Mar 11, 2011

PAY REVIEWS


Objectives

Pay reviews are a major means of implementing the organization's reward policies for improving performance and ensuring the continued motivation and retention of employees. They are also the manifestation to employees of these reward policies.

It is important, therefore, that the way in which reviews are conducted and the outcome for employees reflect these policies and the organization's culture. So far as employees are concerned, the review should, within reason, meet the expectations the organization has created among them as to how they will be rewarded in relation to their performance and contribution. However, the extent to which this can be achieved in practice may be limited by budgetary constraints on the amount of money available for pay increases, which will ultimately be derived from the business performance of the organization, or, in the public sector, government guidelines on pay increases. The review policy and practice will also be affected if pay is negotiated with trade unions.

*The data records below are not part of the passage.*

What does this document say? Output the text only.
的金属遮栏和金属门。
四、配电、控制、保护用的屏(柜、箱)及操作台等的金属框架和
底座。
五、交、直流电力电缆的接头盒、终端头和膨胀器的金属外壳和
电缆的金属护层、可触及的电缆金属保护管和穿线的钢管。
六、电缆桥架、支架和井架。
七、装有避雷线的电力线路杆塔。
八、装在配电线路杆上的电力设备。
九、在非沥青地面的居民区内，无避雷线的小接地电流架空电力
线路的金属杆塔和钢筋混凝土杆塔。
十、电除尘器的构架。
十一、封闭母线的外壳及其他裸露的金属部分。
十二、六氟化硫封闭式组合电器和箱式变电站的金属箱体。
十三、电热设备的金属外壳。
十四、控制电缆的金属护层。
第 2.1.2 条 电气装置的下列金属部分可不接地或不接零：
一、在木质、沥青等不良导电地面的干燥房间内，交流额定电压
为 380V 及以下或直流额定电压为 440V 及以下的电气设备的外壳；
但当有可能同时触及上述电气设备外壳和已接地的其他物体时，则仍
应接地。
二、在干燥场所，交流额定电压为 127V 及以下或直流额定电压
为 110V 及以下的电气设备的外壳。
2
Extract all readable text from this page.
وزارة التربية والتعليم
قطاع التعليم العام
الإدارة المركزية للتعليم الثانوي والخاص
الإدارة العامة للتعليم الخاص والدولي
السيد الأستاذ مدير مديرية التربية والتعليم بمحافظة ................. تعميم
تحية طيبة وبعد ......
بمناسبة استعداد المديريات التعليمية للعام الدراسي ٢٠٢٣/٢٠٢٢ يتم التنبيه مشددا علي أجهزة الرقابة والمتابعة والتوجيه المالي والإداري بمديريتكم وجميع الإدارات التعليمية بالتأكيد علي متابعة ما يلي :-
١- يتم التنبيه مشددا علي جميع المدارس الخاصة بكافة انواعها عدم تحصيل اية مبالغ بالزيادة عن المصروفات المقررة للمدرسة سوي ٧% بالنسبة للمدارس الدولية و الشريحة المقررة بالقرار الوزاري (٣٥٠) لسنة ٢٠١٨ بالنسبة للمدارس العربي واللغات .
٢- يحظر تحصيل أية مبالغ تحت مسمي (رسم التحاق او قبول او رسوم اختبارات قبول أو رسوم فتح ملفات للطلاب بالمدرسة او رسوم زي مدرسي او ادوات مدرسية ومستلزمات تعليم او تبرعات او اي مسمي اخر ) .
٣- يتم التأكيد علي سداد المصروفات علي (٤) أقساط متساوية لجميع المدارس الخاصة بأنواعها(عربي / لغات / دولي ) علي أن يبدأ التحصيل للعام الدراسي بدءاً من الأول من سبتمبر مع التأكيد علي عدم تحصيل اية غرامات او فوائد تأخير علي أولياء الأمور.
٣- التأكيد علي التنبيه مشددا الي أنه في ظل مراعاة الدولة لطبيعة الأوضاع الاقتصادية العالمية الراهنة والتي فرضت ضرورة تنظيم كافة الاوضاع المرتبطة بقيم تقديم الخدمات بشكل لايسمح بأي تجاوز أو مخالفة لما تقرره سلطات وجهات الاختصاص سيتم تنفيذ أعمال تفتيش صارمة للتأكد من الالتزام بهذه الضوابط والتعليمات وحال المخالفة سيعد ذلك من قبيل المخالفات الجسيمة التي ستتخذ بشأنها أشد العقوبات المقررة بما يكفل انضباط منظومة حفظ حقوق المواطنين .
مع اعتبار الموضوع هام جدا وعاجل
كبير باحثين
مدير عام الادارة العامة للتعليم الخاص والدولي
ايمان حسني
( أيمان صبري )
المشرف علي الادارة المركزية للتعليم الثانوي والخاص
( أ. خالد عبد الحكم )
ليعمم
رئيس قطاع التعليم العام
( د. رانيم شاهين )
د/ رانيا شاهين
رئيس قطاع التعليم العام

When planning and conducting a pay review, consideration should be given to the need to:
  • provide general 'across-the-board increases' in response to market trends, increases in the cost of living or negotiated pay settlements;
  • conduct a review of the pay structure to reflect the need to respond to external pay market forces or to change differentials;
  • provide individuals with performance-related pay increases;
  • deal with increases in market rates affecting particular occupations or job families.

An Integrated Approach

We discuss these aspects of the review separately in the next four sections of this chapter. But this does not imply that they should necessarily be treated as discrete activities. There is an increasing tendency for organizations to relate pay increases entirely to the combined impact of individual performance and any changes in the individual's market worth (sometimes called performance-only or merit-only increases). Market worth is affected by movements in the market rate applicable to the individual's job and by the fact that the value of individuals to other organizations will increase as they gain experience and achieve higher levels of performance and competence.

An integrated approach means typically that there are no general increases, either for market rate movements or for increases in the cost of living. Everything is done on an individual basis. Clearly, this is more appropriate where the type or level of jobs and the culture of the organization are in accord with the concept of individual contracts and, therefore, pay reviews. An integrated approach may be adopted for senior or highly specialized roles where performance is very much related to individual abilities and competence and more account has to be taken of market forces. It may also be appropriate in smaller and rapidly growing organizations that rely on individual endeavour and contribution. But many larger and more bureaucratic organizations are adopting this approach because it does provide them with greater flexibility in targeting pay increases where they are most likely to produce a marked impact on organizational performance.